И вот однажды их слуга Томас отправился в Экзетер по хозяйственным делам, и, стоя у прилавка, вдруг услышал знакомое имя и еще кое-что. Вернувшись домой, слуга с порога объявил своим хозяйкам радостную новость:

– А, знаете ли, сударыни, в городе поговаривают, что мистер Феррарс женился?

Марианна, в испуге посмотрела на Элинор, побледнела и бессильно опустилась в кресло. Миссис Дэшвуд была крайне удивлена, таким поведением Марианны при этих словах, но потом поняла и даже не знала, кого из дочерей в первую очередь утешать после этой радостной новости.

Слуга, встревоженный поведением мисс Марианны, побежал за служанкой, и они вместе отнесли барышню в комнату. Только когда Марианне полегчало, мать оставила ее под присмотром служанки и Маргарет, а сама спустилась вниз к Элинор, которая тоже все еще была не в себе, и даже засомневалась в умственных способностях их Томаса.

– Кто сказал тебе это, что мистер Феррарс женился? – строго спросила она.

– Я видел мистера Феррарс сам, сударыня, этим утром в Экзетере, и его жену тоже, мисс Стиллс, кажется. Они остановились в дверях гостиницы «Новый Лондон», а я был там, заносил записку от Салли из Парка ее брату, который там служит.

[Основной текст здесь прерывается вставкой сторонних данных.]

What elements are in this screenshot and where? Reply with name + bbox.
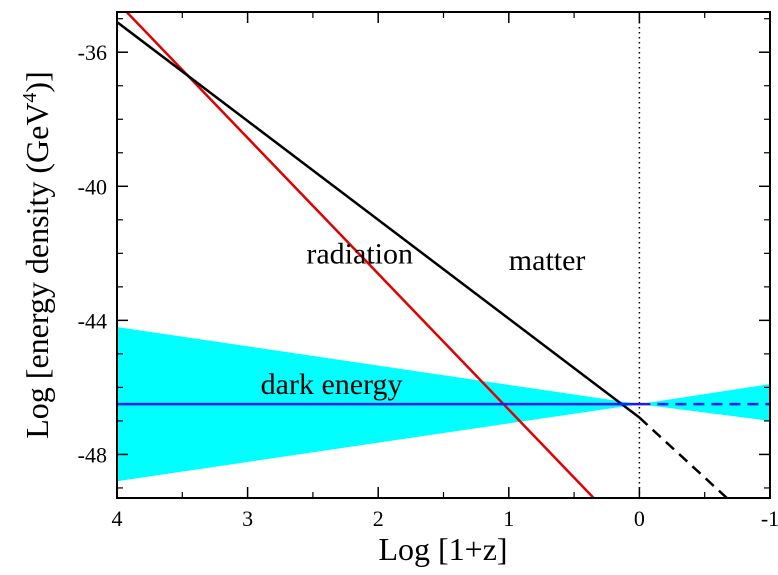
- y-axis-title: Log [energy density (GeV4)]: [19, 71, 55, 439]
- annotation-radiation: radiation: [306, 237, 413, 270]
- y-tick-label: -48: [78, 442, 107, 467]
- y-tick-label: -40: [78, 174, 107, 199]
- series-line-matter: [117, 21, 641, 419]
- x-tick-label: -1: [761, 506, 778, 531]
- y-axis-title-superscript: 4: [19, 93, 41, 103]
- x-tick-label: 1: [503, 506, 514, 531]
- annotation-matter: matter: [509, 244, 586, 277]
- y-axis-title-close: )]: [19, 71, 55, 92]
- x-tick-label: 0: [634, 506, 645, 531]
- x-axis-title: Log [1+z]: [378, 531, 507, 567]
- x-tick-label: 4: [112, 506, 123, 531]
- axis-ticks: [116, 12, 771, 498]
- tick-labels: 4 3 2 1 0 -1 -36 -40 -44 -48: [78, 40, 778, 531]
- annotation-dark-energy: dark energy: [261, 368, 403, 401]
- annotations: radiation matter dark energy: [261, 237, 586, 401]
- x-tick-label: 3: [242, 506, 253, 531]
- plot-area: [117, 12, 770, 498]
- x-tick-label: 2: [373, 506, 384, 531]
- series-line-radiation: [124, 12, 595, 498]
- y-tick-label: -44: [78, 308, 107, 333]
- series-line-matter_future: [638, 416, 728, 498]
- y-tick-label: -36: [78, 40, 107, 65]
- y-axis-title-main: Log [energy density (GeV: [19, 103, 55, 439]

И как только я узнал молодую мисс Стиллс, я снял шляпу и поздоровался. Она меня узнала, подозвала меня и спросила о мадам и о вас, особенно о мисс Марианне, еще сказала, что я должен их поздравить, и что она очень сожалеет, что не может приехать и увидеться с вами, они спешили куда-то. И сказали, что как только они вернутся, то обязательно навесят вас.